Autorenlob – vom Suchen, Finden und Danken

Autorenlob – vom Suchen, Finden und Danken

Das Konzept zum Bilderbuch Landtiere war ziemlich schnell und lange vor der Gründung des Eichhörnchenverlags klar und es stand immer auf drei Beinen: Fotografie, künstlerischer Verarbeitung in Form von Collagen und Text. Der passende Fotograf und auch die passende Künstlerin waren schnell gefunden, denn ich kannte sie schon, aber der/die Autor*in…?

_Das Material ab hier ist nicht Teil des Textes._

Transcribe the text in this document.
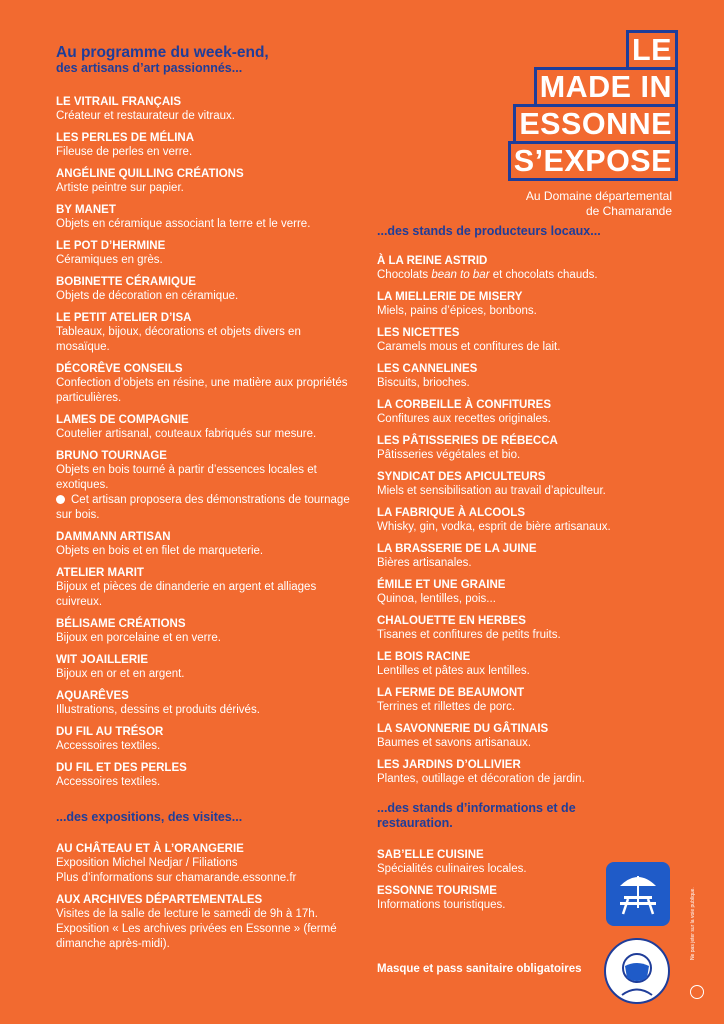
Au programme du week-end,
des artisans d’art passionnés...
LE VITRAIL FRANÇAIS
Créateur et restaurateur de vitraux.
LES PERLES DE MÉLINA
Fileuse de perles en verre.
ANGÉLINE QUILLING CRÉATIONS
Artiste peintre sur papier.
BY MANET
Objets en céramique associant la terre et le verre.
LE POT D’HERMINE
Céramiques en grès.
BOBINETTE CÉRAMIQUE
Objets de décoration en céramique.
LE PETIT ATELIER D’ISA
Tableaux, bijoux, décorations et objets divers en mosaïque.
DÉCORÊVE CONSEILS
Confection d’objets en résine, une matière aux propriétés particulières.
LAMES DE COMPAGNIE
Coutelier artisanal, couteaux fabriqués sur mesure.
BRUNO TOURNAGE
Objets en bois tourné à partir d’essences locales et exotiques.
Cet artisan proposera des démonstrations de tournage sur bois.
DAMMANN ARTISAN
Objets en bois et en filet de marqueterie.
ATELIER MARIT
Bijoux et pièces de dinanderie en argent et alliages cuivreux.
BÉLISAME CRÉATIONS
Bijoux en porcelaine et en verre.
WIT JOAILLERIE
Bijoux en or et en argent.
AQUARÊVES
Illustrations, dessins et produits dérivés.
DU FIL AU TRÉSOR
Accessoires textiles.
DU FIL ET DES PERLES
Accessoires textiles.
...des expositions, des visites...
AU CHÂTEAU ET À L’ORANGERIE
Exposition Michel Nedjar / Filiations
Plus d’informations sur chamarande.essonne.fr
AUX ARCHIVES DÉPARTEMENTALES
Visites de la salle de lecture le samedi de 9h à 17h.
Exposition « Les archives privées en Essonne » (fermé dimanche après-midi).
LE
MADE IN
ESSONNE
S’EXPOSE
Au Domaine départemental
de Chamarande
...des stands de producteurs locaux...
À LA REINE ASTRID
Chocolats bean to bar et chocolats chauds.
LA MIELLERIE DE MISERY
Miels, pains d’épices, bonbons.
LES NICETTES
Caramels mous et confitures de lait.
LES CANNELINES
Biscuits, brioches.
LA CORBEILLE À CONFITURES
Confitures aux recettes originales.
LES PÂTISSERIES DE RÉBECCA
Pâtisseries végétales et bio.
SYNDICAT DES APICULTEURS
Miels et sensibilisation au travail d’apiculteur.
LA FABRIQUE À ALCOOLS
Whisky, gin, vodka, esprit de bière artisanaux.
LA BRASSERIE DE LA JUINE
Bières artisanales.
ÉMILE ET UNE GRAINE
Quinoa, lentilles, pois...
CHALOUETTE EN HERBES
Tisanes et confitures de petits fruits.
LE BOIS RACINE
Lentilles et pâtes aux lentilles.
LA FERME DE BEAUMONT
Terrines et rillettes de porc.
LA SAVONNERIE DU GÂTINAIS
Baumes et savons artisanaux.
LES JARDINS D’OLLIVIER
Plantes, outillage et décoration de jardin.
...des stands d’informations et de restauration.
SAB’ELLE CUISINE
Spécialités culinaires locales.
ESSONNE TOURISME
Informations touristiques.
Masque et pass sanitaire obligatoires
Ne pas jeter sur la voie publique.
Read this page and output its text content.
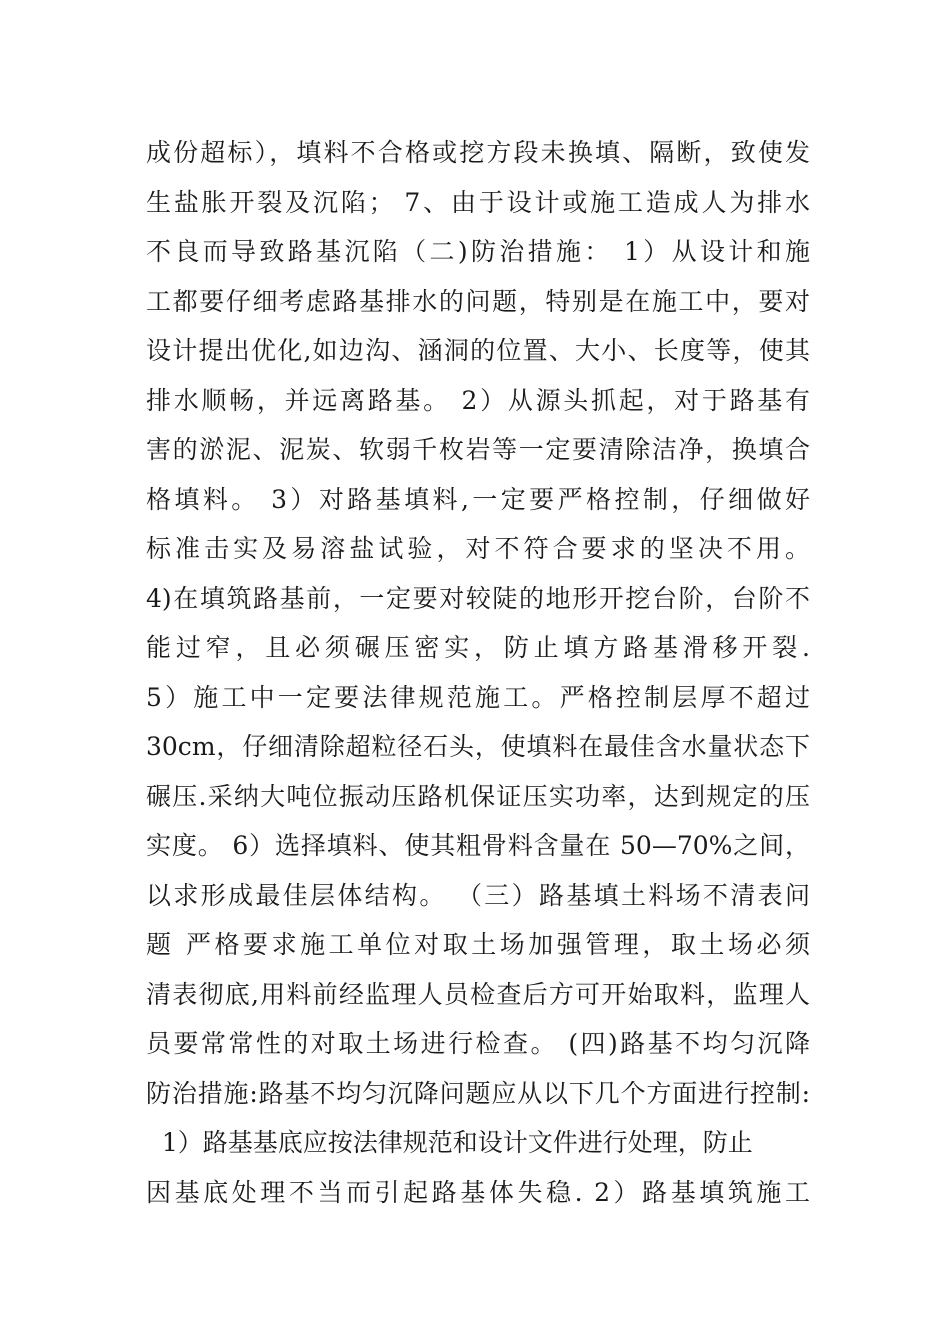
成份超标），填料不合格或挖方段未换填、隔断，致使发
生盐胀开裂及沉陷； 7、由于设计或施工造成人为排水
不良而导致路基沉陷（二)防治措施： 1）从设计和施
工都要仔细考虑路基排水的问题，特别是在施工中，要对
设计提出优化,如边沟、涵洞的位置、大小、长度等，使其
排水顺畅，并远离路基。 2）从源头抓起，对于路基有
害的淤泥、泥炭、软弱千枚岩等一定要清除洁净，换填合
格填料。 3）对路基填料,一定要严格控制，仔细做好
标准击实及易溶盐试验，对不符合要求的坚决不用。
4)在填筑路基前，一定要对较陡的地形开挖台阶，台阶不
能过窄，且必须碾压密实，防止填方路基滑移开裂.
5）施工中一定要法律规范施工。严格控制层厚不超过
30cm，仔细清除超粒径石头，使填料在最佳含水量状态下
碾压.采纳大吨位振动压路机保证压实功率，达到规定的压
实度。 6）选择填料、使其粗骨料含量在 50—70%之间，
以求形成最佳层体结构。 （三）路基填土料场不清表问
题 严格要求施工单位对取土场加强管理，取土场必须
清表彻底,用料前经监理人员检查后方可开始取料，监理人
员要常常性的对取土场进行检查。 (四)路基不均匀沉降
防治措施:路基不均匀沉降问题应从以下几个方面进行控制:
1）路基基底应按法律规范和设计文件进行处理，防止
因基底处理不当而引起路基体失稳. 2）路基填筑施工
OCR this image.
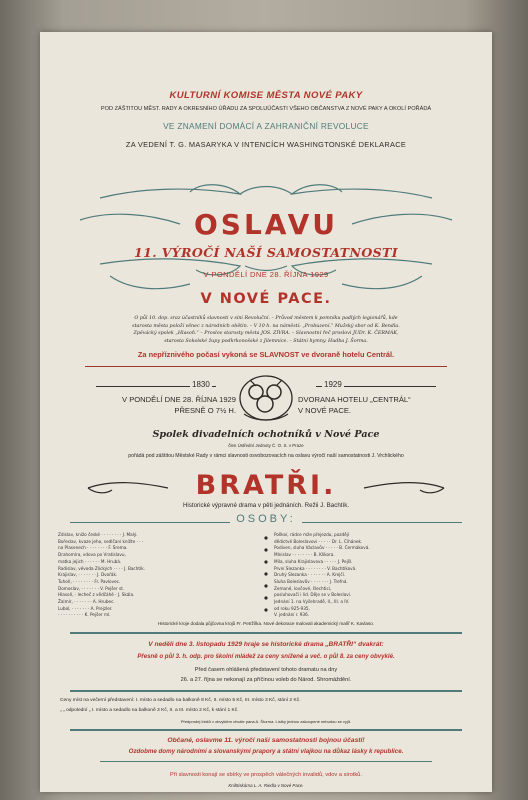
KULTURNÍ KOMISE MĚSTA NOVÉ PAKY
POD ZÁŠTITOU MĚST. RADY A OKRESNÍHO ÚŘADU ZA SPOLUÚČASTI VŠEHO OBČANSTVA Z NOVÉ PAKY A OKOLÍ POŘÁDÁ
VE ZNAMENÍ DOMÁCÍ A ZAHRANIČNÍ REVOLUCE
ZA VEDENÍ T. G. MASARYKA V INTENCÍCH WASHINGTONSKÉ DEKLARACE
OSLAVU
11. VÝROČÍ NAŠÍ SAMOSTATNOSTI
V PONDĚLÍ DNE 28. ŘÍJNA 1929
V NOVÉ PACE.
O půl 10. dop. sraz účastníků slavnosti v síni Revoluční. – Průvod městem k pomníku padlých legionářů, kde
starosta města položí věnec z národních obětin. – V 10 h. na náměstí: „Probuzení.“ Mužský sbor od K. Bendla.
Zpěvácký spolek „Hlasoň.“ – Proslov starosty města JOS. ZÍVRA. – Slavnostní řeč proslovi JUDr. K. ČERMÁK,
starosta Sokolské župy podkrkonošské z Jilemnice. – Státní hymny. Hudba J. Šorma.
Za nepříznivého počasí vykoná se SLAVNOST ve dvoraně hotelu Centrál.
1830	1929
V PONDĚLÍ DNE 28. ŘÍJNA 1929
PŘESNĚ O 7½ H.
DVORANA HOTELU „CENTRÁL“
V NOVÉ PACE.
Spolek divadelních ochotníků v Nové Pace
člen Ústřední Jednoty Č. O. S. v Praze
pořádá pod záštitou Městské Rady v rámci slavnosti osvobozovacích na oslavu výročí naší samostatnosti J. Vrchlického
BRATŘI.
Historické výpravné drama v pěti jednáních. Režii J. Bachtík.
OSOBY:
Zdislav, knížo české · · · · · · · · J. Malý.
Bořeslav, kvaze jeho, sedlčaní knížte · · ·
na Plasenech · · · · · · · · F. Šrema.
Drahomíra, vdova po Vratislavu,
matka jejich · · · · · · M. Hrubá.
Radislav, vévoda Zlických · · · · J. Bachtík.
Krajislav, · · · · · · · J. Dvořák.
Tuhoň, · · · · · · · · Fr. Pavlovec.
Domoslav, · · · · · · · V. Pejšer st.
Hlasoň, · lecheč z vědčáhé · J. Skála.
Žalmír, · · · · · · · A. Hrubec.
Lubol, · · · · · · · A. Prejzler.
· · · · · · · · · · K. Pejšer ml.
Pollkoí, rádce mže přejezdu, pozdějí
dědictvé Boleslavovi · · · · · Dr. L. Čihánek.
Podiven, sluha Václavův · · · · · B. Čermáková.
Mlnislav · · · · · · · · B. Klíkora.
Mila, sluha Krajislavova · · · · · J. Pejšl.
První Slezanka · · · · · · · · V. Bachtíková.
Druhý Slezanka · · · · · · · A. Krejčí.
Sluha Boleslavův · · · · · · · J. Trefná.
Zemané, lovčové, šlechtici,
posluhovači i lid. Děje se v Boleslavi.
Jednání 1. na Vyšehradě, II., III. a IV.
od roku 925-935,
V. jednání r. 936.
Historické kroje dodala půjčovna krojů Fr. Petržílka. Nové dekorace malovali akademický malíř K. Kavlaso.
V neděli dne 3. listopadu 1929 hraje se historické drama „BRATŘI“ dvakrát:
Přesně o půl 3. h. odp. pro školní mládež za ceny snížené a več. o půl 8. za ceny obvyklé.
Před časem ohlášená představení tohoto dramatu na dny
26. a 27. října se nekonají za příčinou voleb do Národ. Shromáždění.
Ceny míst na večerní představení: I. místo a sedadlo na balkoně 8 Kč, II. místo 5 Kč, III. místo 3 Kč, stání 2 Kč.
„ „ odpolední „ I. místo a sedadlo na balkoně 3 Kč, II. a III. místo 2 Kč, k stání 1 Kč.
Předprodej lístků v obvyklém chvále pana A. Šturma. Lístky jednou zakoupené nebudou se vyjít.
Občané, oslavme 11. výročí naší samostatnosti bojnou účastí!
Ozdobme domy národními a slovanskými prapory a státní vlajkou na důkaz lásky k republice.
Při slavnosti konají se sbírky ve prospěch válečných invalidů, vdov a sirotků.
Knihtiskárna L. A. Riedla v Nové Pace.
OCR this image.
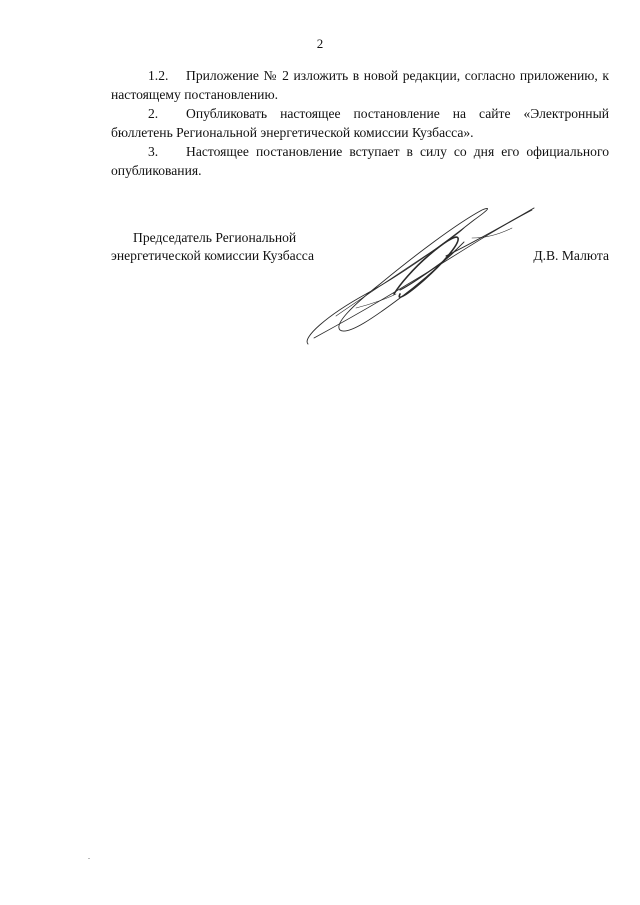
2

1.2. Приложение № 2 изложить в новой редакции, согласно приложению, к настоящему постановлению.

2. Опубликовать настоящее постановление на сайте «Электронный бюллетень Региональной энергетической комиссии Кузбасса».

3. Настоящее постановление вступает в силу со дня его официального опубликования.

Председатель Региональной
энергетической комиссии Кузбасса	Д.В. Малюта
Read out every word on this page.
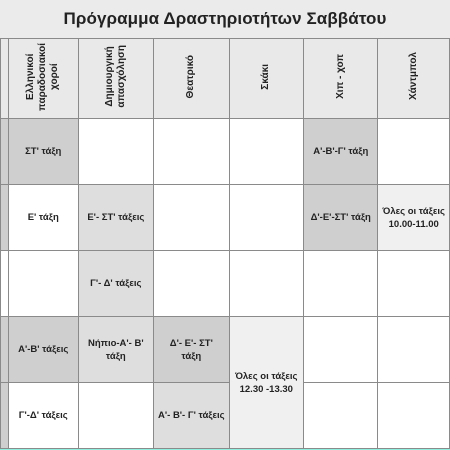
Πρόγραμμα Δραστηριοτήτων Σαββάτου
	Ελληνικοί
παραδοσιακοί
χοροί	Δημιουργική
απασχόληση	Θεατρικό	Σκάκι	Χιπ - χοπ	Χάντμπολ
	ΣΤ' τάξη				Α'-Β'-Γ' τάξη	
	Ε' τάξη	Ε'- ΣΤ' τάξεις			Δ'-Ε'-ΣΤ' τάξη	Όλες οι τάξεις
10.00-11.00
		Γ'- Δ' τάξεις				
	Α'-Β' τάξεις	Νήπιο-Α'- Β'
τάξη	Δ'- Ε'- ΣΤ'
τάξη	Όλες οι τάξεις
12.30 -13.30		
	Γ'-Δ' τάξεις		Α'- Β'- Γ' τάξεις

Ich habe in der Zeit der Autorensuche selber geschrieben, um ein Gefühl zu entwickeln, wie die Texte aussehen könnten, aber obwohl ich viel und gern schreibe, ist das literarische Schreiben nicht meine Form. Keine eigenen Texte also. Welche Autoren kannte ich? Keine, die für Kinder schreiben. Neue Autoren finden und kennenlernen war das Mittel der Wahl und das war ein spannender, aber auch langer Prozess.
Manchmal war das auch ein frustrierender Lauf und irgendwo auf dem Weg, bemerkte ich meinem Freund Chris Somers gegenüber, dass die Arbeit mit Autoren noch schwieriger sei, als die mit Künstlern. (Es war einer dieser Tage, die alle kennen und auf die niemand stolz ist…)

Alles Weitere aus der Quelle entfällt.